Tuesday 17 March 2009

REPAIR TABLE does not always upgrade it

MySQL 5.0 uses a new MyISAM table format than 4.1. So when upgrading, the tables need to be upgraded.

This can be done using REPAIR TABLE. Or can it?

  • On 5.0.67 (I've been testing with), REPAIR TABLE does indeed upgrade it
  • On 5.0.22 (Earlier version, used on a backup slave), REPAIR TABLE does NOT upgrade it
Oh dear. That breaks my plan for how to upgrade the slave.
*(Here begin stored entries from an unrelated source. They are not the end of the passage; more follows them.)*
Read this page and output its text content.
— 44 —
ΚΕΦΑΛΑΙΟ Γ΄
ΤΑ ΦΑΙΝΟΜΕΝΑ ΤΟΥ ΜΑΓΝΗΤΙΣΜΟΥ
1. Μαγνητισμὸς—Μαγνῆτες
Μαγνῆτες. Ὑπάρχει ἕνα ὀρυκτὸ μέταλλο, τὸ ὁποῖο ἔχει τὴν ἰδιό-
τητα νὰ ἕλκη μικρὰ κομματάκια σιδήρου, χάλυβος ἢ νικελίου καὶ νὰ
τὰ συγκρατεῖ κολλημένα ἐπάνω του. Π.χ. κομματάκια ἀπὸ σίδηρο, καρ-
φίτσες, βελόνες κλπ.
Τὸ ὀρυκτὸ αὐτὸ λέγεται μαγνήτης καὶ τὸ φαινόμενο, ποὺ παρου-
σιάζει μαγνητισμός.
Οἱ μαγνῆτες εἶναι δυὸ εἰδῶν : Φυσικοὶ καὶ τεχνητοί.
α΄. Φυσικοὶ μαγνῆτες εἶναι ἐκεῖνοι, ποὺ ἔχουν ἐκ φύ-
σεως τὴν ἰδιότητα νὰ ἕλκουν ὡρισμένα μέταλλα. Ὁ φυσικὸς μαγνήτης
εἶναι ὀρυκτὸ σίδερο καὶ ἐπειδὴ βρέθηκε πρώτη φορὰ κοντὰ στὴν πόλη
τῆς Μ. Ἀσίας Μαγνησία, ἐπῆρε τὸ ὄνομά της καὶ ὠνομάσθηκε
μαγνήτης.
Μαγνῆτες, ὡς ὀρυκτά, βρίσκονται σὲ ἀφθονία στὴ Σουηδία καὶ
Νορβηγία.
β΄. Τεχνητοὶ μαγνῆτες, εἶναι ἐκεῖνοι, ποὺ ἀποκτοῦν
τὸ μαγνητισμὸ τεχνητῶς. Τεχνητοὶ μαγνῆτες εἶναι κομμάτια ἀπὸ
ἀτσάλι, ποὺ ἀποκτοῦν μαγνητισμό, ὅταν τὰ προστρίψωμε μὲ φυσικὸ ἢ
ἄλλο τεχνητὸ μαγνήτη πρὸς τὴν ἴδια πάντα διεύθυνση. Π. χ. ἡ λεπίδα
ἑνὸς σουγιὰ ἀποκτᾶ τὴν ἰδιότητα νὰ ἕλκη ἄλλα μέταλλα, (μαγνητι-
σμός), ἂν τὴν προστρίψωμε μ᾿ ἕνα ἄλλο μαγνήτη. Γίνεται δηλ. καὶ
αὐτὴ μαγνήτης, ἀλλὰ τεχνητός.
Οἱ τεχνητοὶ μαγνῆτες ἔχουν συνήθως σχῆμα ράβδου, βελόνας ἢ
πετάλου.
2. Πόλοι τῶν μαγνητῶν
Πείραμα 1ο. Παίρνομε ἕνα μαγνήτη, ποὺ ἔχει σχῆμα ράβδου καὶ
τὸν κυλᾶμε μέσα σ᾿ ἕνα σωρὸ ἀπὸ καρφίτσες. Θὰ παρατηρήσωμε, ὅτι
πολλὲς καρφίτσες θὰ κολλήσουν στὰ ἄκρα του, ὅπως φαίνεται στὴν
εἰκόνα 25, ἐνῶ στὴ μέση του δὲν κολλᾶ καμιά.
Not a disaster, but annoying nonetheless

NB: this is a non-production system, and this is the kind of thing that we discover by testing it.

4 comments:

Anonymous said...

Hi Mark,

Have you tried OPTIMIZE TABLE instead?

John Dzilvelis said...

Have you tried CHECK TABLE....FOR UPGRADE? This should work for the versions you specified.

Mark Robson said...

I tried CHECK TABLE FOR UPGRADE, and it reported "Ok". It didn't seem to think an upgrade was necessary (although the Version column shows a different value (9) than newly created tables (10))

Sheeri K. Cabral said...

Mark -- actually the first step when upgrading is to read all the release notes for each intermediate version, which would have pointed that out to you.

It takes a long time for me to read all those when I upgrade, but it's always well worth it, especially because of this.

Testing is good, of course, and necessary, but you could have spared a lot of pain by reading the very very very good release notes.